Unfortunately, both of these methods have major drawbacks. Fiscal stimulus is dependent on Congress, which these days doesn't tend to respond in a rapid, reliable or even a responsible way. Monetary stimulus just doesn’t seem to work very well when interest rates are near zero -- the impact of quantitative easing, for example, was questionable.

Because of these limitations, macroeconomists have been trying to dream up alternate ways of stimulating the economy. One of these ideas is the so-called helicopter drop -- have the central bank print money and give it to people. A second idea is to make interest rates very negative, which would probably require forcing people to use electronic money rather than physical cash.

A third new idea is to have the government lend people money at very low interest rates. The basic reasoning is that people have constraints on how much they can borrow -- not everyone can get a mortgage, or take out a large loan on a credit card. This creates limits on how much they can spend. The government, on the other hand, can borrow almost unlimited money, at far lower interest rates than normal people. The interest rate on one-month Treasury bills is just a bit more than 0.25 percent, while credit-card interest rates are about 15 percent:

Suppose the government offers loans to citizens at 0.5 percent, up to some maximum amount per-person. If people repay the loans, the government makes a profit. If they don’t, the amount they don’t pay back acts as fiscal stimulus. Either way, people will tend to spend the money they borrow, giving a bump to aggregate demand in the short term. Because some people will pay back their loans, the cost to the government -- and thus to the future taxpayer -- is lower than for pure fiscal stimulus.

This approach was suggested by University of Michigan economist Miles Kimball, in a 2011 paper entitled “Getting the Biggest Bang for the Buck in Fiscal Policy.” He called the proposal “national lines of credit.” More recently, it has been suggested by the University of California-Berkeley’s Brad DeLong, under the name of “social credit.”
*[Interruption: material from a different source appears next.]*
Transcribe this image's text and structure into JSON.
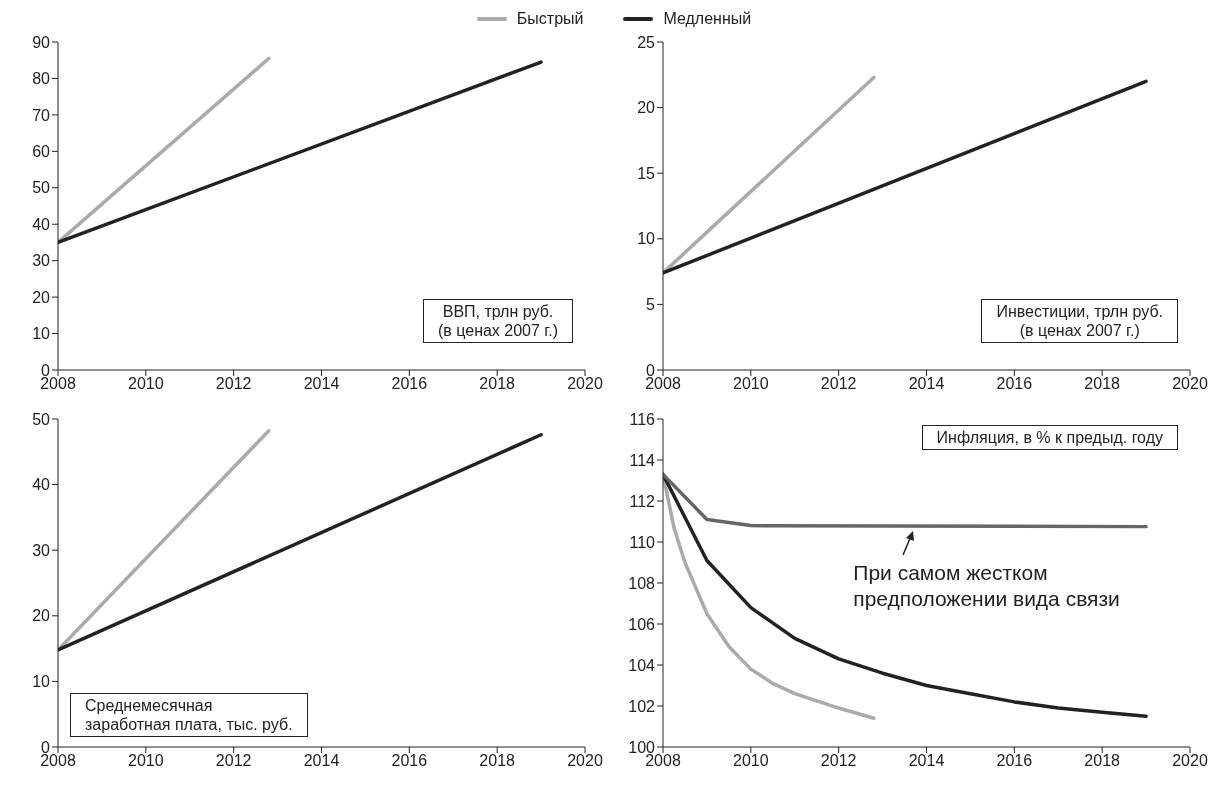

Now, some research suggests that the U.S. government may have already done a version of this during the Great Recession, and that it helped fight the slump. In a conference paper entitled “Credit Policy as Fiscal Policy,” Massachusetts Institute of Technology finance professor Deborah Lucas documents more than 150 programs that the government used to lend to or encourage lending to consumers. Here, from Lucas’ paper, is a picture of total nonemergency federal loans, including direct loans and guarantees:

Lucas calculates the impact of these loans on aggregate demand, using standard estimates of fiscal multipliers. She finds that federal lending did as much as the American Recovery and Reinvestment Act of 2009 to stimulate demand and keep the economy from crashing during those dark years.